In this post, I’ll go over some of these buzzwords and try to make them more accessible by providing examples of how it takes place, in practice, in our ML product development process.

Machine Learning, Artificial Intelligence, Data Science and Personalization

Machine Learning (ML) is an application of artificial intelligence (AI) in which systems can learn from data, identify patterns and make predictions with minimal human intervention. An ML algorithm can improve its performance on a task over time when exposed to more data. This gives an advantage to big-data environments such as big e-commerce sites, popular gaming applications, etc.

Looking at a typical search results page on Booking.com’s website, we can identify many areas in which ML is involved: typical recommendation blocks as “Customers who viewed Hotel Victorie also viewed”, content selection such as the main image of the hotel, availability forecasting which is surfaced to the users in messages like “We’ll likely sell out of rooms at this hotel within the next 13 hours”, and hotels ranking/order.

Booking.com search results page (not the latest version which currently exists on the website)

In most of the above features, we can think of segments that will not necessarily be interested in the same content. Let’s look at an example of this.

“3 Reasons to visit” — this feature extracts the main incentives to visit a certain location according to users reviews using NLP (natural language processing) techniques. Now, imagine that your next trip to Amsterdam is for business reasons, it is unlikely that you would be interested in the “red light district” and “coffee shops” as the two main reasons to visit Amsterdam.

In other words, we can use ML to create a better fit between the user’s current needs and the content presented to him/her.

How can we use ML as an enabler for personalization?

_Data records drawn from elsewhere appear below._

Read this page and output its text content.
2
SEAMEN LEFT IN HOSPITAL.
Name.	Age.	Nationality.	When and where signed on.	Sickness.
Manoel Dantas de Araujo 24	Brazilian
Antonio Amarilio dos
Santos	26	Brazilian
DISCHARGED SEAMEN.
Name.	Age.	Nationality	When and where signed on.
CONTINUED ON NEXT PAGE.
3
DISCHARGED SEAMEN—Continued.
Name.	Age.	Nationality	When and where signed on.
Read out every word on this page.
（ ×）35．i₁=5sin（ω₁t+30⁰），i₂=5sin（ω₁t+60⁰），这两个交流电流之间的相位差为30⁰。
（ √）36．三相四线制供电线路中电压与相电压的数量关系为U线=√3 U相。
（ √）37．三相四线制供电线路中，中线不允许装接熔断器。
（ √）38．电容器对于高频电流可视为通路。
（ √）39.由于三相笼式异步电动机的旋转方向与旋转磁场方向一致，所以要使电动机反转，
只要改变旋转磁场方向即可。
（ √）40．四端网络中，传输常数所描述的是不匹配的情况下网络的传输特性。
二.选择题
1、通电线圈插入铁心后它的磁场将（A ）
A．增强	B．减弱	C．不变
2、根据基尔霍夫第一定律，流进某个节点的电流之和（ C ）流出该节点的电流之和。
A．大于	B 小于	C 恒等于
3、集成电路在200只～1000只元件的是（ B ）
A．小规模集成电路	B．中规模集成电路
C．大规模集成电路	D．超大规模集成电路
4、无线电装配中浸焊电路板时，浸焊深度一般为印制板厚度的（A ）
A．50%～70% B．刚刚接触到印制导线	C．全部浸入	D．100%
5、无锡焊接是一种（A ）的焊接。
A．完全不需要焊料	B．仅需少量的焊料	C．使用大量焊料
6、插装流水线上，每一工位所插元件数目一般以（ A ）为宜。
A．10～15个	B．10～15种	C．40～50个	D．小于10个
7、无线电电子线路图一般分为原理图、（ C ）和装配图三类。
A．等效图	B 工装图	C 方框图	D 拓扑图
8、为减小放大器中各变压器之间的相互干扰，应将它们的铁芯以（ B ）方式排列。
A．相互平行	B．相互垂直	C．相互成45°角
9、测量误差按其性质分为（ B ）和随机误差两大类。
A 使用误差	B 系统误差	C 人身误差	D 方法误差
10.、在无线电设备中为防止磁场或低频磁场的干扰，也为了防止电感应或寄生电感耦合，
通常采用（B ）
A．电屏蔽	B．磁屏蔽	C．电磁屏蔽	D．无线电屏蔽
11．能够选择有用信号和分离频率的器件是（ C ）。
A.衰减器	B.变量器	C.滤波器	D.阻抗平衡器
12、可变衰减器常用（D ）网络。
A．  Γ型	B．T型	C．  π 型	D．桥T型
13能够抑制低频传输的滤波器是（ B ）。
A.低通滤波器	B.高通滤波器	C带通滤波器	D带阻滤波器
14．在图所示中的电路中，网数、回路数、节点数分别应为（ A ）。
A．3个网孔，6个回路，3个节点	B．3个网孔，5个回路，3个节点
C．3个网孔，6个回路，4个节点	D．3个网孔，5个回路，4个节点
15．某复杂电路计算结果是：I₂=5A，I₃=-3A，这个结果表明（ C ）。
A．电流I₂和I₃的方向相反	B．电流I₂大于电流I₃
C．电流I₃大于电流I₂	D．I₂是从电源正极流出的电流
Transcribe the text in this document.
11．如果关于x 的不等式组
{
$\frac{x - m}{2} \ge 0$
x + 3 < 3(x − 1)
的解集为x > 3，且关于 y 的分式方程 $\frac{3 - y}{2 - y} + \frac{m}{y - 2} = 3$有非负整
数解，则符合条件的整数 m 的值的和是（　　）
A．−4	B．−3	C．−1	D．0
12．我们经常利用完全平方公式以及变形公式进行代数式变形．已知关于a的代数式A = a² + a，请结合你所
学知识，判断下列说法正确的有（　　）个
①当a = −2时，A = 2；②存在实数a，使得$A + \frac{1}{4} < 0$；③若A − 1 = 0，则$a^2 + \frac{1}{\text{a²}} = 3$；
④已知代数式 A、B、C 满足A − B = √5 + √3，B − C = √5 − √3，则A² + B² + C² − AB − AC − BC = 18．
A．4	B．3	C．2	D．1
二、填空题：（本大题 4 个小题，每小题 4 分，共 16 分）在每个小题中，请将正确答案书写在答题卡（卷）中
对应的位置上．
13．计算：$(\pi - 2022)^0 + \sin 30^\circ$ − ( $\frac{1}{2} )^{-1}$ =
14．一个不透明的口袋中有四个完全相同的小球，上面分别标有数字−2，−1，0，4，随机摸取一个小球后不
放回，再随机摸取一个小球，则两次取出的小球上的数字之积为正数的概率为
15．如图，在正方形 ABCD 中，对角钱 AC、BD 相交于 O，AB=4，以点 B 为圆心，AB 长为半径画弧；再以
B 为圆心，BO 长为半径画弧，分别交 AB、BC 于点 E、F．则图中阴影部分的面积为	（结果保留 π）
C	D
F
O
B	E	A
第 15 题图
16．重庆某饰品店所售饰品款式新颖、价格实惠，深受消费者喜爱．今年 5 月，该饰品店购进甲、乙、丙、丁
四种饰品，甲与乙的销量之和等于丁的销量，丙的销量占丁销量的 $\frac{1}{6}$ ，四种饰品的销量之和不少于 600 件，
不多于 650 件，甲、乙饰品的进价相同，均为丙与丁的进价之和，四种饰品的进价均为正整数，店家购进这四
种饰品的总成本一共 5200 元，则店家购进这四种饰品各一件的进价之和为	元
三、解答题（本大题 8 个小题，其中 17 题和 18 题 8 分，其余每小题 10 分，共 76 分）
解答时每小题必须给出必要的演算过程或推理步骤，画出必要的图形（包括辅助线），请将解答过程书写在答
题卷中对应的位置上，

At Booking.com we have two main approaches for personalization — most cases and 1:1 personalization. In most cases personalization, we develop and optimize the product for a segment/cluster of users (a.k.a “persona”) with similar characteristics or preferences. In 1:1 personalization (a.k.a “hyper-personalization”) we use the user’s specific behavior (searches, clicks, bookings, etc.) in order to tailor the experience for him/her.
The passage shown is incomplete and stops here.